1) Hives: Standard beehives
More two chambers
Price:
2) Bee Suits: Complete suit
Size: Medium
Price:
3) Natural honey: Natural Honey ( please advice mode of preservation)
Drum Size: 300/330kg Drum
Price:
Merchine
5) Extrator: Electric Honey Extractor merchine
Plain roller
Plain roller w/motor 220V
For the honey if you supply in a different container kindly specify with price and email me your prices on other items, minimum quantity your allow per order and available payment method you have. email me back with your number so i can follow up this order. thanks
I will be looking forward to hear from you soon.
Regards
Fred
+1514-600-0911
Lachine, Quebec

----------


## Neils

Trog, I haven't but my advice is ignore it and any follow on messages. If your email lets you, flag it as spam.

Don't reply to it, if nothing else you validate your email.

It smacks of a classic "419" scam attempt.

----------


## gavin

Nice to see that you got back safely from the pub, Neil.  He's a tall, handsome fellow if anyone is curious.
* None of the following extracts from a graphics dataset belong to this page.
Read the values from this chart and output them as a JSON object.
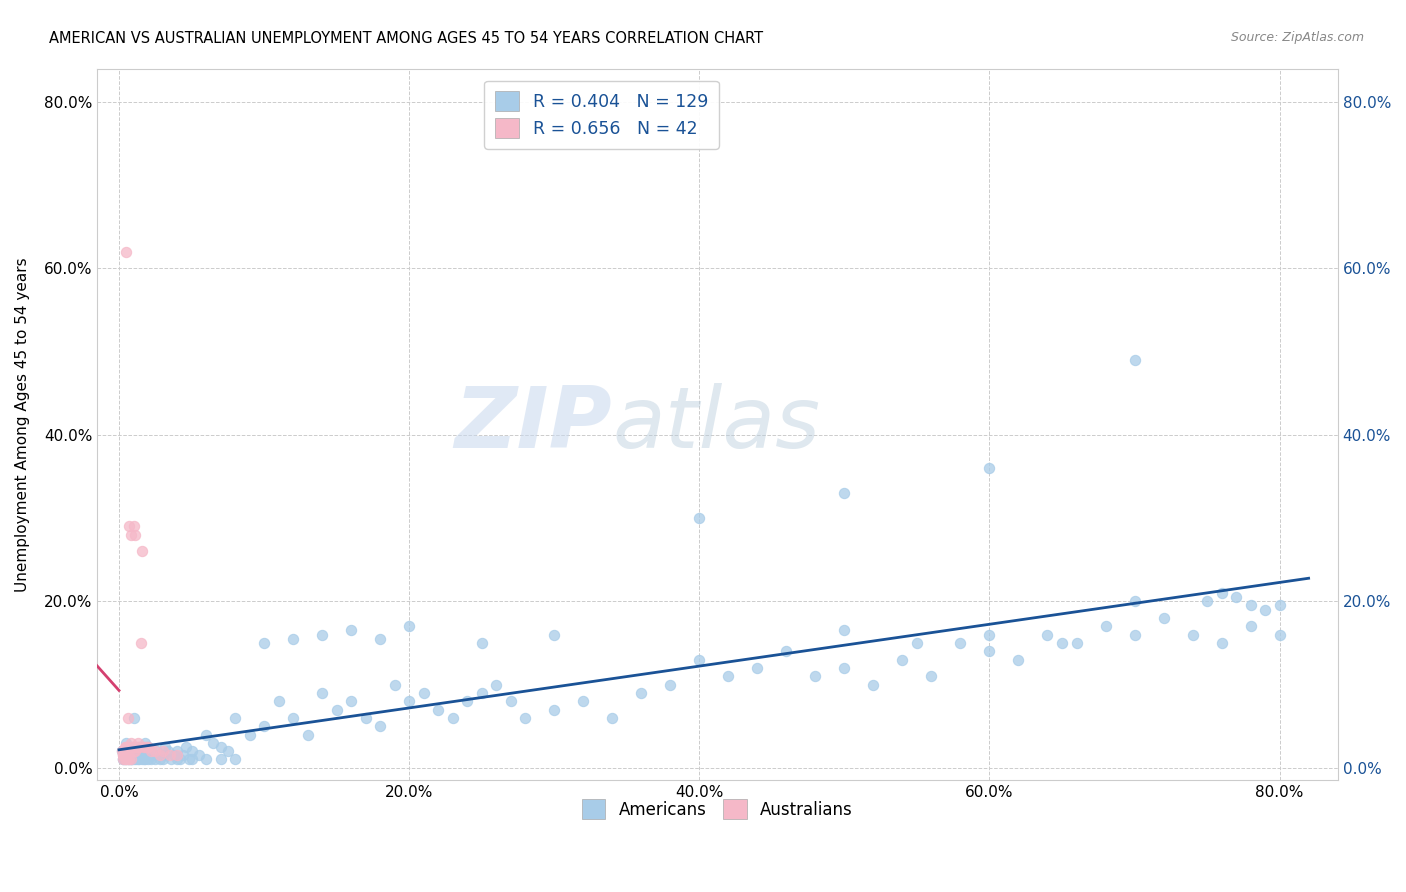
{
  "title": "AMERICAN VS AUSTRALIAN UNEMPLOYMENT AMONG AGES 45 TO 54 YEARS CORRELATION CHART",
  "source": "Source: ZipAtlas.com",
  "ylabel": "Unemployment Among Ages 45 to 54 years",
  "tick_vals": [
    0.0,
    0.2,
    0.4,
    0.6,
    0.8
  ],
  "tick_labels": [
    "0.0%",
    "20.0%",
    "40.0%",
    "60.0%",
    "80.0%"
  ],
  "r_americans": 0.404,
  "n_americans": 129,
  "r_australians": 0.656,
  "n_australians": 42,
  "watermark_zip": "ZIP",
  "watermark_atlas": "atlas",
  "blue_scatter": "#a8cce8",
  "pink_scatter": "#f5b8c8",
  "blue_line": "#1a5296",
  "pink_line": "#d44070",
  "grid_color": "#cccccc",
  "legend_text_color": "#1a5296",
  "xlim": [
    -0.015,
    0.84
  ],
  "ylim": [
    -0.015,
    0.84
  ],
  "americans_x": [
    0.002,
    0.003,
    0.004,
    0.005,
    0.006,
    0.007,
    0.008,
    0.009,
    0.01,
    0.011,
    0.012,
    0.013,
    0.014,
    0.015,
    0.016,
    0.017,
    0.018,
    0.019,
    0.02,
    0.022,
    0.024,
    0.026,
    0.028,
    0.03,
    0.032,
    0.034,
    0.036,
    0.038,
    0.04,
    0.042,
    0.044,
    0.046,
    0.048,
    0.05,
    0.055,
    0.06,
    0.065,
    0.07,
    0.075,
    0.08,
    0.09,
    0.1,
    0.11,
    0.12,
    0.13,
    0.14,
    0.15,
    0.16,
    0.17,
    0.18,
    0.19,
    0.2,
    0.21,
    0.22,
    0.23,
    0.24,
    0.25,
    0.26,
    0.27,
    0.28,
    0.3,
    0.32,
    0.34,
    0.36,
    0.38,
    0.4,
    0.42,
    0.44,
    0.46,
    0.48,
    0.5,
    0.52,
    0.54,
    0.56,
    0.58,
    0.6,
    0.62,
    0.64,
    0.66,
    0.68,
    0.7,
    0.72,
    0.74,
    0.76,
    0.78,
    0.8,
    0.003,
    0.004,
    0.005,
    0.006,
    0.007,
    0.008,
    0.009,
    0.01,
    0.012,
    0.014,
    0.016,
    0.018,
    0.02,
    0.025,
    0.03,
    0.04,
    0.05,
    0.06,
    0.07,
    0.08,
    0.1,
    0.12,
    0.14,
    0.16,
    0.18,
    0.2,
    0.25,
    0.3,
    0.4,
    0.5,
    0.6,
    0.7,
    0.75,
    0.76,
    0.77,
    0.78,
    0.79,
    0.8,
    0.5,
    0.55,
    0.6,
    0.65,
    0.7
  ],
  "americans_y": [
    0.02,
    0.01,
    0.015,
    0.03,
    0.025,
    0.02,
    0.01,
    0.015,
    0.06,
    0.02,
    0.015,
    0.01,
    0.025,
    0.02,
    0.015,
    0.01,
    0.03,
    0.02,
    0.025,
    0.01,
    0.015,
    0.02,
    0.01,
    0.015,
    0.025,
    0.02,
    0.01,
    0.015,
    0.02,
    0.01,
    0.015,
    0.025,
    0.01,
    0.02,
    0.015,
    0.04,
    0.03,
    0.025,
    0.02,
    0.06,
    0.04,
    0.05,
    0.08,
    0.06,
    0.04,
    0.09,
    0.07,
    0.08,
    0.06,
    0.05,
    0.1,
    0.08,
    0.09,
    0.07,
    0.06,
    0.08,
    0.09,
    0.1,
    0.08,
    0.06,
    0.07,
    0.08,
    0.06,
    0.09,
    0.1,
    0.13,
    0.11,
    0.12,
    0.14,
    0.11,
    0.12,
    0.1,
    0.13,
    0.11,
    0.15,
    0.14,
    0.13,
    0.16,
    0.15,
    0.17,
    0.16,
    0.18,
    0.16,
    0.15,
    0.17,
    0.16,
    0.01,
    0.01,
    0.01,
    0.01,
    0.01,
    0.01,
    0.01,
    0.01,
    0.01,
    0.01,
    0.01,
    0.01,
    0.01,
    0.01,
    0.01,
    0.01,
    0.01,
    0.01,
    0.01,
    0.01,
    0.15,
    0.155,
    0.16,
    0.165,
    0.155,
    0.17,
    0.15,
    0.16,
    0.3,
    0.33,
    0.36,
    0.2,
    0.2,
    0.21,
    0.205,
    0.195,
    0.19,
    0.195,
    0.165,
    0.15,
    0.16,
    0.15,
    0.49
  ],
  "australians_x": [
    0.002,
    0.003,
    0.003,
    0.004,
    0.004,
    0.005,
    0.005,
    0.006,
    0.006,
    0.007,
    0.007,
    0.008,
    0.008,
    0.009,
    0.009,
    0.01,
    0.01,
    0.011,
    0.011,
    0.012,
    0.012,
    0.013,
    0.013,
    0.014,
    0.015,
    0.016,
    0.017,
    0.018,
    0.019,
    0.02,
    0.022,
    0.025,
    0.028,
    0.03,
    0.035,
    0.04,
    0.003,
    0.004,
    0.005,
    0.006,
    0.007,
    0.008
  ],
  "australians_y": [
    0.02,
    0.01,
    0.015,
    0.02,
    0.01,
    0.025,
    0.01,
    0.025,
    0.06,
    0.02,
    0.29,
    0.03,
    0.28,
    0.025,
    0.025,
    0.02,
    0.29,
    0.02,
    0.28,
    0.025,
    0.025,
    0.03,
    0.025,
    0.025,
    0.15,
    0.26,
    0.025,
    0.025,
    0.025,
    0.025,
    0.02,
    0.02,
    0.015,
    0.02,
    0.015,
    0.015,
    0.015,
    0.025,
    0.62,
    0.01,
    0.01,
    0.01
  ]
}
Maybe Fred has managed to hack into the email system of one of those purveyors of beekeeping spam that emanates from Devon or the Scottish Borders or wherever.

----------


## chris

Although it's from Quebec, it's not the language of a French speaker translating. I agree with Nellie-it stinks.
Nellie, what's a 419 scam?

----------


## Trog

Fear not, Nellie, though it is better spelled than the usual 419 scam from Nigeria, I'm sure it's of the same ilk.  I get regular scams like this with the B & B, strangely from a group of Greek trainee priests wanting to spend two weeks 'in my country'.  According to the Oban Times, folk have fallen for that one, accepting an overpayment then sending a refund ... and the original payment then bounces.  I posted it in case anyone else had received similar.

----------


## Neils

> Although it's from Quebec, it's not the language of a French speaker translating. I agree with Nellie-it stinks.
> Nellie, what's a 419 scam?


They're the "help me embezzle millions of pounds of third world taxpayer's money from this country and I'll give you 10% for your trouble..." type emails.

419 is the section of Nigerian law that covers these sorts of scams if memory serves me right, I think it does technically outlaw them rather than encourage them.

----------


## Ruary

Yes, I got a copy of this, deleted it as fast as I could.

----------


## Feckless Drone

hi all - this is a big problem. Send the email to me, with full details of your bank account and I'll take care of it for you. For a fee of £50 I will also make sure you win the lottery of your choice. For a fee of £100 I'll post stuff about pesticides on.... maybe not!

FD

----------


## Jon

another feckless shill comes out of the woodwork!

----------


## Calum

Hi
I get them wanting to sell me hide gloves, from Afganistan! Not sure if it is a scamm, not bothered, fishermans orange or blue gloves are the best!

----------